第一阶段是1949年至改革开放之前,在这一阶段小城镇建设几乎陷入停滞不前的状态。1949年全国解放后,我国的小城镇曾经一度获得较快的发展。据统计资料,1949年全国小城镇仅2000个左右,到1953年增加到5402个,短短4年间就增长了1.7倍。但当时的小城镇主要是分布在县和镇政府所在地,仅仅具有行政区划的意义。小城镇的功能较为单一,规模都很小。1958年以后,受“左”的思想影响较为严重,取缔个体经济,割资本主义尾巴,重农抑商,以粮为纲,不许农民搞多种经营,不准农民到集镇上出售产品,小城镇也就自然失去了农副产品集散地的功能,聚集人口的功能逐渐削弱,不少小城镇因此而逐渐衰落。尤其是实行农村人民公社化以后,政社合一,取消了一批小城镇建制,手工业者和小商贩被下放到乡下,更是加速了小城镇的衰落。1958年至1978年的20年间,小城镇不仅没有增加,反而减少了。据统计,1958年,全国有建制镇5402个,1960年减少为3672个,1964年又减少为3148个。而经过十年的文化大革命,到1978年我国建制镇则减少为2850个,比1958年减少了47.2%。

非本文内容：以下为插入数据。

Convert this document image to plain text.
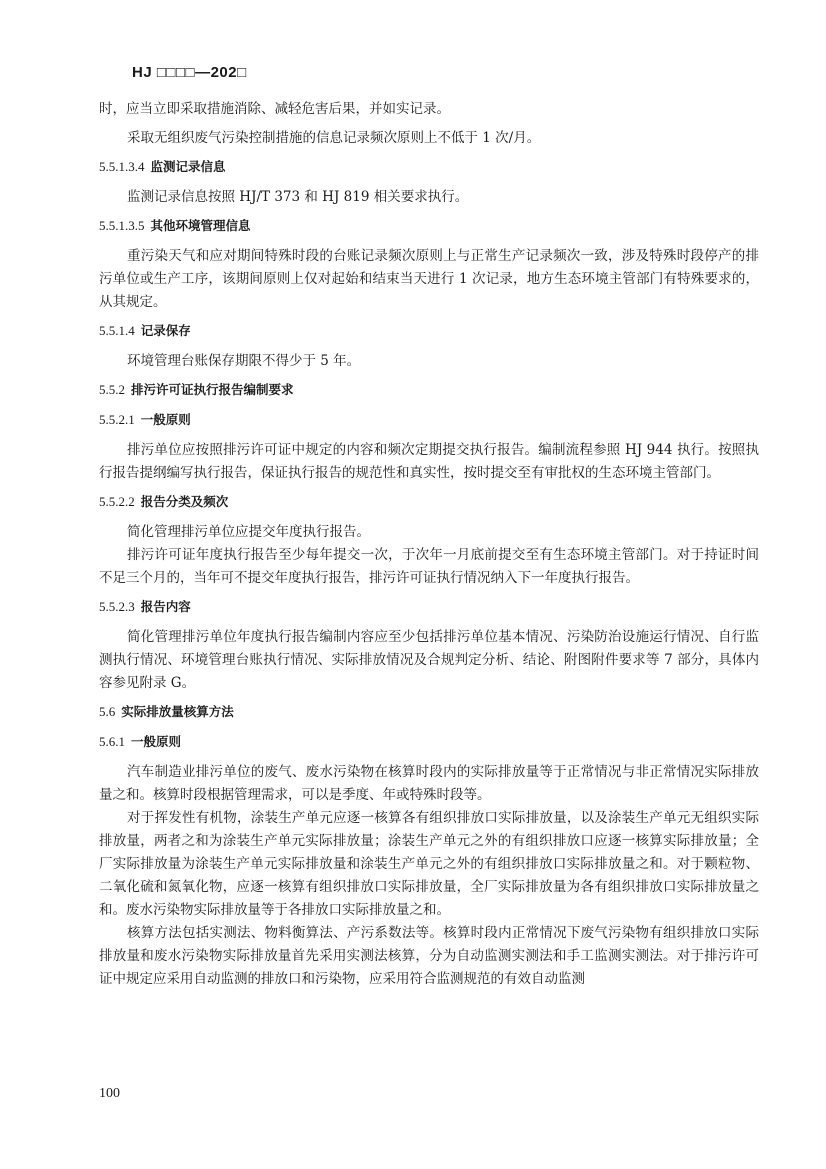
HJ □□□□—202□

时，应当立即采取措施消除、减轻危害后果，并如实记录。

采取无组织废气污染控制措施的信息记录频次原则上不低于 1 次/月。

5.5.1.3.4 监测记录信息

监测记录信息按照 HJ/T 373 和 HJ 819 相关要求执行。

5.5.1.3.5 其他环境管理信息

重污染天气和应对期间特殊时段的台账记录频次原则上与正常生产记录频次一致，涉及特殊时段停产的排污单位或生产工序，该期间原则上仅对起始和结束当天进行 1 次记录，地方生态环境主管部门有特殊要求的，从其规定。

5.5.1.4 记录保存

环境管理台账保存期限不得少于 5 年。

5.5.2 排污许可证执行报告编制要求
5.5.2.1 一般原则

排污单位应按照排污许可证中规定的内容和频次定期提交执行报告。编制流程参照 HJ 944 执行。按照执行报告提纲编写执行报告，保证执行报告的规范性和真实性，按时提交至有审批权的生态环境主管部门。

5.5.2.2 报告分类及频次

简化管理排污单位应提交年度执行报告。

排污许可证年度执行报告至少每年提交一次，于次年一月底前提交至有生态环境主管部门。对于持证时间不足三个月的，当年可不提交年度执行报告，排污许可证执行情况纳入下一年度执行报告。

5.5.2.3 报告内容

简化管理排污单位年度执行报告编制内容应至少包括排污单位基本情况、污染防治设施运行情况、自行监测执行情况、环境管理台账执行情况、实际排放情况及合规判定分析、结论、附图附件要求等 7 部分，具体内容参见附录 G。

5.6 实际排放量核算方法
5.6.1 一般原则

汽车制造业排污单位的废气、废水污染物在核算时段内的实际排放量等于正常情况与非正常情况实际排放量之和。核算时段根据管理需求，可以是季度、年或特殊时段等。

对于挥发性有机物，涂装生产单元应逐一核算各有组织排放口实际排放量，以及涂装生产单元无组织实际排放量，两者之和为涂装生产单元实际排放量；涂装生产单元之外的有组织排放口应逐一核算实际排放量；全厂实际排放量为涂装生产单元实际排放量和涂装生产单元之外的有组织排放口实际排放量之和。对于颗粒物、二氧化硫和氮氧化物，应逐一核算有组织排放口实际排放量，全厂实际排放量为各有组织排放口实际排放量之和。废水污染物实际排放量等于各排放口实际排放量之和。

核算方法包括实测法、物料衡算法、产污系数法等。核算时段内正常情况下废气污染物有组织排放口实际排放量和废水污染物实际排放量首先采用实测法核算，分为自动监测实测法和手工监测实测法。对于排污许可证中规定应采用自动监测的排放口和污染物，应采用符合监测规范的有效自动监测

100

第二阶段是1979年至1994年,小城镇建设进入到快速发展时期。由于农村实行家庭承包制,赋予农户独立的生产经营自主权,农民除了发展农业生产,还可以发展多种经营,发展乡镇企业,同时,在这个阶段,粮食及主要农产品的购销价格没有放开,大中城市还没有条件吸收农民工进城打工,农村劳动力转移采取“离土不离乡”的特点,与乡镇企业发展相辅相成的农村小城镇便因此得到较快的发展。在这个时期,加快农村小城镇建设,一直是国家强调的重要政策。1979年9月,十一届四中全会通过的《中共中央关于加快农业发展若干问题的决定》指出:“有计划地发展小城镇建设和加强城市对农村的支援,这是加快实现农业现代化,实现四个现代化,逐步缩小城乡差别、工农差别的必由之路。我国农村现在有八亿人口,有三亿劳动力,随着农业现代化的进展,必将有大量农业劳动力可以逐步节省下来,这些劳动力不可能也不必要都进入现有的大、中城市,工业和其他各项建设事业也不可能和不必要都放在这些城市。我们一定要十分注意加强小城镇的建设,逐步用现代工业交通业、现代商业服务业、现代教育科学文化卫生事业把它们武装起来,作为改变全国农村面貌的前进基地。”1980年12月,国务院颁发《批转全国城市规划工作会议纪要》指出:“依托小城镇发展经济,有利于生产力的合理布局,有利于就地吸收农业剩余劳动力,有利于支援农业和促进当地经济文化发展,有利于控制大城市的规模。从长远看,对逐步缩小城乡差别和工农差别,也有重要的意义。”由于国家政策上鼓励发展小城镇,加上20世纪80年代中期以后,中国乡镇企业的高速发展,有力地推动着小城镇的建设。1984年至1988年,全国建制镇从6211个增加到10609个;小城镇累计吸纳农业剩余劳动力2700万个,占同期农村劳动力转移总量的53.6%。1992年邓小平视察南方发表重要讲话,大大加快了中国市场化改革的进程,进一步加快了乡镇企业和小城镇的发展步伐。1992年至1994年,全国建制镇数量增加了4551个。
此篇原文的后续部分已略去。